By John A. Wheeler, Senior Director Analyst at Gartner
Integrated risk management (IRM) technology is uniquely suited to address the myriad of risks arising from the current crisis and future COVID-19 recovery. IRM technology product leaders will need to develop IRM capabilities that are capable of addressing the IRM market insights outlined in this blog post.
The shift in the IRM buyers from IT leaders to business leaders is being driven by an increasing need to better understand the tactical view of technology risks in a strategic business context. The pandemic has intensified the need for organizations to rely on digital operations in order to not only remain competitive and grow but also to survive.

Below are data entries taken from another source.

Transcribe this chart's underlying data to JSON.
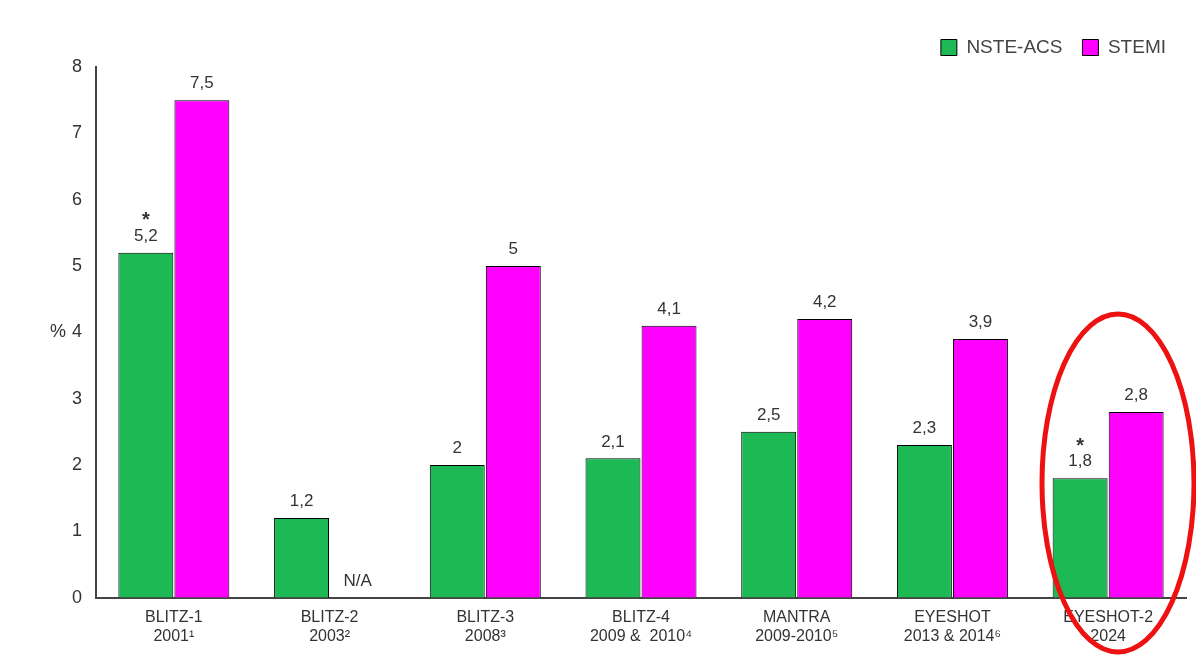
{
  "chart_data": {
    "type": "bar",
    "ylabel": "%",
    "categories": [
      "BLITZ-1\n2001¹",
      "BLITZ-2\n2003²",
      "BLITZ-3\n2008³",
      "BLITZ-4\n2009 &  2010⁴",
      "MANTRA\n2009-2010⁵",
      "EYESHOT\n2013 & 2014⁶",
      "EYESHOT-2\n2024"
    ],
    "series": [
      {
        "name": "NSTE-ACS",
        "color": "#1db954",
        "values": [
          5.2,
          1.2,
          2,
          2.1,
          2.5,
          2.3,
          1.8
        ],
        "value_labels": [
          "5,2",
          "1,2",
          "2",
          "2,1",
          "2,5",
          "2,3",
          "1,8"
        ]
      },
      {
        "name": "STEMI",
        "color": "#ff00ff",
        "values": [
          7.5,
          null,
          5,
          4.1,
          4.2,
          3.9,
          2.8
        ],
        "value_labels": [
          "7,5",
          "N/A",
          "5",
          "4,1",
          "4,2",
          "3,9",
          "2,8"
        ]
      }
    ],
    "ylim": [
      0,
      8
    ],
    "yticks": [
      0,
      1,
      2,
      3,
      4,
      5,
      6,
      7,
      8
    ],
    "grid": false,
    "legend": "top right",
    "annotations": [
      {
        "text": "*",
        "x": "BLITZ-1\n2001¹",
        "y": 5.2
      },
      {
        "text": "*",
        "x": "EYESHOT-2\n2024",
        "y": 1.8
      }
    ]
  }
}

Product leaders should consider the following four market trends that will fuel demand for IRM solutions to aid in the COVID-19 business recovery. Each market insight is critical to consider for future product development in addition to market positioning and messaging activities.
- IRM buying center continues shift from IT leaders to business leaders
As more businesses are maturing their risk management practices, the buying center for IRM is shifting. This is primarily driven by an increasing need to better understand the tactical view of technology risks in a strategic business context. In 2019, Gartner saw a 36% increase in IRM client inquiry by business leaders. In addition, 73% of the 760 IRM client interactions in 2019 were business leader focused1.
In particular, as our end-user clients look to digital transformation and innovation to emerge from the pandemic, business leaders such as the Chief Executive Officer, Chief Operating Officer, Chief Financial Officer and Chief Risk Officer will need insight into IRM technology providers. This need for IRM is reflected in our most recent Gartner CEO Survey where CEOs identified risk management as one of their top priorities in 2020 & 2021 (see figure below). In fact, risk management received the highest increase in response (39% more than 2019) from CEOs and senior business leaders.
- The current crisis is operationally-centered
Unlike the 2008-2009 Great Recession that was financially centered in its origin and resolution, the COVID-19 crisis is operationally-centered. This means that the economic impacts from this crisis are driven by a disruption of business operations due to health and safety-related closures. The financial stimulus provided by governments around the globe is merely a bridge to the other side of the crisis – business operations recovery. Once recovery begins, IRM will provide visibility of interconnected risks (i.e. third-party, digital, business continuity, health & safety, legal and ethics & compliance risks) businesses must navigate to succeed.
To effectively manage these risks, business leaders must have an understanding of the linkages between strategic business outcomes, operational processes and technology assets (see figure below). In addition, a growing need for visibility into the risks associated with products and services balanced by the necessary policies and procedures will lead business leaders away from legacy GRC technology. Legacy GRC technology focuses exclusively on policies and procedures in a siloed, departmental view. In the new digital business environment, the more balanced, integrated view of risk will be required for success.
- Risk visibility is needed vertically through the enterprise, not just horizontally
This risk visibility is needed both horizontally across the organization (as seen in most enterprise risk management – ERM programs) and vertically down through the organization (see figure below). A single view of risks at strategic and tactical levels will be needed to re-start business operations as the workforce slowly transitions back to full speed. Too often, boards of directors and senior business leaders will only consider an ERM view of risk without understanding how business operations factor into risk mitigation at the tactical execution layers. A greater understanding of how risk mitigation must be integrated throughout the business is essential for successful recovery efforts.
- Digital transformation is rapidly becoming a “must have” for businesses
Certain digital transformation is now a “must have” not only for future competitiveness and growth, but also for survival. The business world is now relying on digital operations to maintain business continuity in this crisis. This shift will not fade as we recover. It will remain as a new way of conducting business in a cost-optimized, more efficient environment. As such, management of digital risks in an integrated way will become a top priority for businesses.
To this end, business leaders need more risk quantification and analytics to support their digital business decision making. No longer can they rely exclusively on qualitative measures of risk. A balanced view of both quantitative and qualitative risk measures is needed at both the tactical and strategic levels (see figure below). Targeted risk mitigation as part of digital optimization efforts requires a cost/benefit analysis to determine how much risk the organization is willing to tolerate. Strategic risk mitigation as part of a digital transformation initiative requires an ROI/IRR analysis to determine how risks will factor into the profitability of a product or service.
These are trying times for business leaders and their organizations. The only way through this crisis into recovery is to increase our degree of certainty in a highly uncertain world. That is what IRM is designed to help organizations do.